Major League Baseball is in the midst of an offensive downturn, now that only one player, apparently, is allowed to use performance-enhancing drugs.
Never fear, Bud Selig. The Twins are working to increase the number of runs scored in the big leagues this year. They're playing a shortstop named Trevor Plouffe.
Sunday afternoon at Target Field, Plouffe escaped with only one official error, but should have been charged with three. He also could have been charged with assault after throwing a couple of balls toward the first-base box seats.
The Angels scored three runs because of Plouffe's misplays in the Twins' 6-5 loss on Sunday, hours after Twins manager Ron Gardenhire revealed the content of several stern conversations he's had with his temporary shortstop. "It's a little disappointing," Gardenhire said.
Plouffe isn't the primary reason the Twins have the worst record in baseball. He's merely emblematic of two of their many: poor fielding and an unhelpful farm system.
The Twins made Plouffe their first-round draft pick in 2004. When Alexi Casilla lost the shortstop job, Gardenhire told Plouffe to take the job and run with it. Instead, he bobbled it, then threw it into the stands.
For years, win or lose, the Twins offered an aesthetically pleasing form of baseball. The early millennium Twins covered the field with speed and style.
Their infield of Corey Koskie, Cristian Guzman, Luis Rivas and Doug Mientkiewicz spent more time in the dirt than TMZ. The infield of Nick Punto, Jason Bartlett, Luis Castillo and Justin Morneau made baseball look choreographed as a Wachowski Brothers fight scene.
Win or lose, when the home team makes diving catches and deftly turns double plays, baseball is worth watching.
Sunday, fans were forced to watch Plouffe closely just to avoid getting hit in the head by one of his throws.
"I sailed them, that's all there is," Plouffe said.
Is he thinking too much?
"It could be," he said. "I've been getting all my work in and preparing for the game the same way, it just hasn't really gone my way.
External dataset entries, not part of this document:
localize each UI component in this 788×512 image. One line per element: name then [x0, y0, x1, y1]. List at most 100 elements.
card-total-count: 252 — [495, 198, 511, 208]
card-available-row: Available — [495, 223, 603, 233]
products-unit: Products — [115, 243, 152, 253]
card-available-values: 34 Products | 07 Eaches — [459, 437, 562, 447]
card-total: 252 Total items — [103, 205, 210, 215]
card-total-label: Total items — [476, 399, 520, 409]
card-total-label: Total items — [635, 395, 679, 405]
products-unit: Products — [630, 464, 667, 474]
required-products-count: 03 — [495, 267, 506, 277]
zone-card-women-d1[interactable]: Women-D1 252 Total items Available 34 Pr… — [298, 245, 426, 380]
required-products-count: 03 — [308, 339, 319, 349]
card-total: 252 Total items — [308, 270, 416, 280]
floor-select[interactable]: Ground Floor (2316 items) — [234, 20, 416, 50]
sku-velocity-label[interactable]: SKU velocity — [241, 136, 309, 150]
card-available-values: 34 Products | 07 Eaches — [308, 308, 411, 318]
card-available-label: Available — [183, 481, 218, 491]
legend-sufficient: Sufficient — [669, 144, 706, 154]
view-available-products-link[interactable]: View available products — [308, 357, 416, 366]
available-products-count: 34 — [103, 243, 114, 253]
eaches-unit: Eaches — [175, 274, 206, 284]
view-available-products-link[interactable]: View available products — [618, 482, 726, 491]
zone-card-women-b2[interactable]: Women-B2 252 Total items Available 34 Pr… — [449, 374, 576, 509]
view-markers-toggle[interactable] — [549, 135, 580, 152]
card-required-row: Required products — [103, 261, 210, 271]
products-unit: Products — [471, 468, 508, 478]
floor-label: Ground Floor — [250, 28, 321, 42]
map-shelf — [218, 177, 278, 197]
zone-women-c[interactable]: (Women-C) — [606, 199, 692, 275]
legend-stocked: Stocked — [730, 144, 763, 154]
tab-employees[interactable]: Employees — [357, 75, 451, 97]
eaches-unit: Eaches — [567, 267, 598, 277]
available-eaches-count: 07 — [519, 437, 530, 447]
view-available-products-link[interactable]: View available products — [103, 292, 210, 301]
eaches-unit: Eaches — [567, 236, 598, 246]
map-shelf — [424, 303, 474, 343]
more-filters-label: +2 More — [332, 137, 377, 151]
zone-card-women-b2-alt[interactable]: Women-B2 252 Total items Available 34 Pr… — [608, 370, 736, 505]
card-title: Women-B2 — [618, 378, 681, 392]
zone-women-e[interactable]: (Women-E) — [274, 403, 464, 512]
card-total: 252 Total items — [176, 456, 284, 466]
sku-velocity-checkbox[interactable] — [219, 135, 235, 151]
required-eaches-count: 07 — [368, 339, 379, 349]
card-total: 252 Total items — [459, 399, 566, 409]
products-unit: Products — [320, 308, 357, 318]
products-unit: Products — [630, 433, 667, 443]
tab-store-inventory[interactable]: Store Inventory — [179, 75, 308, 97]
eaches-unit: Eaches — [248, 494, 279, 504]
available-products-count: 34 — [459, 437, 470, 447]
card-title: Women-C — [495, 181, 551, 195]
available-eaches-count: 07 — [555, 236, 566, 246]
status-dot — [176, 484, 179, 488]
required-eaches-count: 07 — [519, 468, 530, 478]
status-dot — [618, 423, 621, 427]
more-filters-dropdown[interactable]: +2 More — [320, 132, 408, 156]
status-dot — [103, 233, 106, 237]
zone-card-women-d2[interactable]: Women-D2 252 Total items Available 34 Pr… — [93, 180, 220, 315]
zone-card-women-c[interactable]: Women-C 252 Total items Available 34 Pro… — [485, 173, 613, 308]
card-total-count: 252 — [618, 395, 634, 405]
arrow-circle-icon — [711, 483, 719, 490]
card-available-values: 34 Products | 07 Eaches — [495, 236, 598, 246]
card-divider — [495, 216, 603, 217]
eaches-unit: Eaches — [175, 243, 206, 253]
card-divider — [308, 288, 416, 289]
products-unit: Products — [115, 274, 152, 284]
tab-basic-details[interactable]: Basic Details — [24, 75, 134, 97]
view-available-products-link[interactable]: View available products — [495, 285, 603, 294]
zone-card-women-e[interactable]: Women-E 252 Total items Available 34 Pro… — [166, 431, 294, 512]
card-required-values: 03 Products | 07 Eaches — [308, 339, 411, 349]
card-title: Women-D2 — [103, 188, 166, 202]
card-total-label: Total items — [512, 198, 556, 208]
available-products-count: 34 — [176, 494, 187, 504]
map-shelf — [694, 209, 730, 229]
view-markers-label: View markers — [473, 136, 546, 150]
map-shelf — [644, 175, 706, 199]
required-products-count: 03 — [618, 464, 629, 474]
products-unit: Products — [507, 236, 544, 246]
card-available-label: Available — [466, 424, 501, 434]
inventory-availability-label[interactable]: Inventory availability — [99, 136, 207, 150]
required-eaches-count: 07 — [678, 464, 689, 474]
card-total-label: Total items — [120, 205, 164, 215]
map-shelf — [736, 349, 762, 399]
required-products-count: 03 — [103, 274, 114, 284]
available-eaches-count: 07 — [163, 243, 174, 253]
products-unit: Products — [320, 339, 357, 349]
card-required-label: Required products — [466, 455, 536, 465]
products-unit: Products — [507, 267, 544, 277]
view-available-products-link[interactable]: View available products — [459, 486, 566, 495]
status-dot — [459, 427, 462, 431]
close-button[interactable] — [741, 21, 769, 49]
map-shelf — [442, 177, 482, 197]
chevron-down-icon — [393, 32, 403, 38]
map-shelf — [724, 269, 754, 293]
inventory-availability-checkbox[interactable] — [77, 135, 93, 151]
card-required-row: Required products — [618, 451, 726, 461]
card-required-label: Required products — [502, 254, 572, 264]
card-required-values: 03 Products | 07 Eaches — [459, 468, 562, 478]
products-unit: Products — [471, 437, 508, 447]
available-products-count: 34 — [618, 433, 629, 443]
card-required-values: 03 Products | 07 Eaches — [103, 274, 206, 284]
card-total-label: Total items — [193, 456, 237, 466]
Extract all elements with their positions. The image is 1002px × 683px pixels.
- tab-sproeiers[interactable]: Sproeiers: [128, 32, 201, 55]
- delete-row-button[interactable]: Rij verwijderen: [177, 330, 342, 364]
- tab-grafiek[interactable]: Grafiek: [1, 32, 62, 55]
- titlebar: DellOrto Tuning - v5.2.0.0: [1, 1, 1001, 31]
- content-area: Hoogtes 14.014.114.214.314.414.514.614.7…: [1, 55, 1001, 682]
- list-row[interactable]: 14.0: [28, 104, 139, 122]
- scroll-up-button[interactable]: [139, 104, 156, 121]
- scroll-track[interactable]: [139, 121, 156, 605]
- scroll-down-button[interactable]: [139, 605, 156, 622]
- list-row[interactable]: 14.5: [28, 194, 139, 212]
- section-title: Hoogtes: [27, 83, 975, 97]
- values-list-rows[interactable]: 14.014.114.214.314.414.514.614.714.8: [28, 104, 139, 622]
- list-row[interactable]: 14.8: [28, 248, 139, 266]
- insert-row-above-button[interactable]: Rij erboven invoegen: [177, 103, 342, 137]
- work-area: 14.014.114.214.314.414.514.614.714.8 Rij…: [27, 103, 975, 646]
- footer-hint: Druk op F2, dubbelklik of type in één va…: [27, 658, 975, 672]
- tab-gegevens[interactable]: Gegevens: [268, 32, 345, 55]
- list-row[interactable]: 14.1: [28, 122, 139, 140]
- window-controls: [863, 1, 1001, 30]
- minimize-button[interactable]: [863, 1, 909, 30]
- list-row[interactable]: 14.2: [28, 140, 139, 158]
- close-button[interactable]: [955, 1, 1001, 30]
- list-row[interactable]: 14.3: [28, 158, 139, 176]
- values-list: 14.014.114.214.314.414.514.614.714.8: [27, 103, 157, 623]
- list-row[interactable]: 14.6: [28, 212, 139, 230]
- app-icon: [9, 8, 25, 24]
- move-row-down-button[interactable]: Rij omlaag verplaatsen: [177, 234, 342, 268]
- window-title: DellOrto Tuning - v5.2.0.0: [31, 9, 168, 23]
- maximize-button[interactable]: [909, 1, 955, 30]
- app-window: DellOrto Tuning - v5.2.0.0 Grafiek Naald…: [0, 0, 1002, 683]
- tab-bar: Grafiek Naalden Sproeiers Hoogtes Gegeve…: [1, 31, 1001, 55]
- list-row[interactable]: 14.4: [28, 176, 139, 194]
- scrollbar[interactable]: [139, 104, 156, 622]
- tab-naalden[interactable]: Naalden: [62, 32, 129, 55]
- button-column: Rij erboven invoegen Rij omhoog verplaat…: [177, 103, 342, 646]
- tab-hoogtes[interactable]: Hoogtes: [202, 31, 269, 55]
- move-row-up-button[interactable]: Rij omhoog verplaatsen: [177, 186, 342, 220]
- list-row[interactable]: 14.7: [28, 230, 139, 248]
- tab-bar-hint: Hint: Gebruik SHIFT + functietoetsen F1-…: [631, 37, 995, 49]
I have to look at some video and see what I'm doing and make an adjustment."
What's strange about Plouffe's horrific performance is that he lobbied his way onto the field, then conducted a game-ball-for-every-fan promotion.
Saturday afternoon, Gardenhire summoned his infielders to the diamond for an instructional. Sunday morning, Gardenhire revealed he and Plouffe had met several times, with him wondering why he wasn't in the lineup, and why reporters kept coming to him to ask his reaction to Gardenhire's criticisms.
"We have had two or three conversations," Gardenhire said. "He's kind of a laid-back kid but he showed me a little something because he kept saying you guys [reporters] kept coming up to him and asking him questions that kind of got him mad, about why he's having to answer them...
"He was a little fired up, and I like that. You guys have irritated him enough that he wants to come talk to me about his play, which starts with me, goes through you guys and you take it to him. So he came and talked to me, and I enjoyed that, a couple different times."
Gardenhire said he told Plouffe that standing in left field lethargically shagging balls instead of preparing himself would not help him get back into the lineup.
That was Sunday morning, before Plouffe made like Messi and kicked the ball all over the field.
Plouffe might think this is the time to study video of his throwing motion, but he's been in the organization since 2004.
The throw from shortstop to first base is no longer in the big leagues than it is in the minors. Seven years ought to be enough time to prepare.
When Plouffe complained about reporters asking him questions, Gardenhire said he told him: "It's on your shoulders to make the damn plays and not let a guy beat out a routine ground ball to first base, and show them. Then they won't ask you any more questions."
By Sunday afternoon, Plouffe was facing another round of them.
"I can't go back and fix anything right now," Plouffe said of his misplays. "I just have to move forward."
His career path appears to be as directionally challenged as his throws.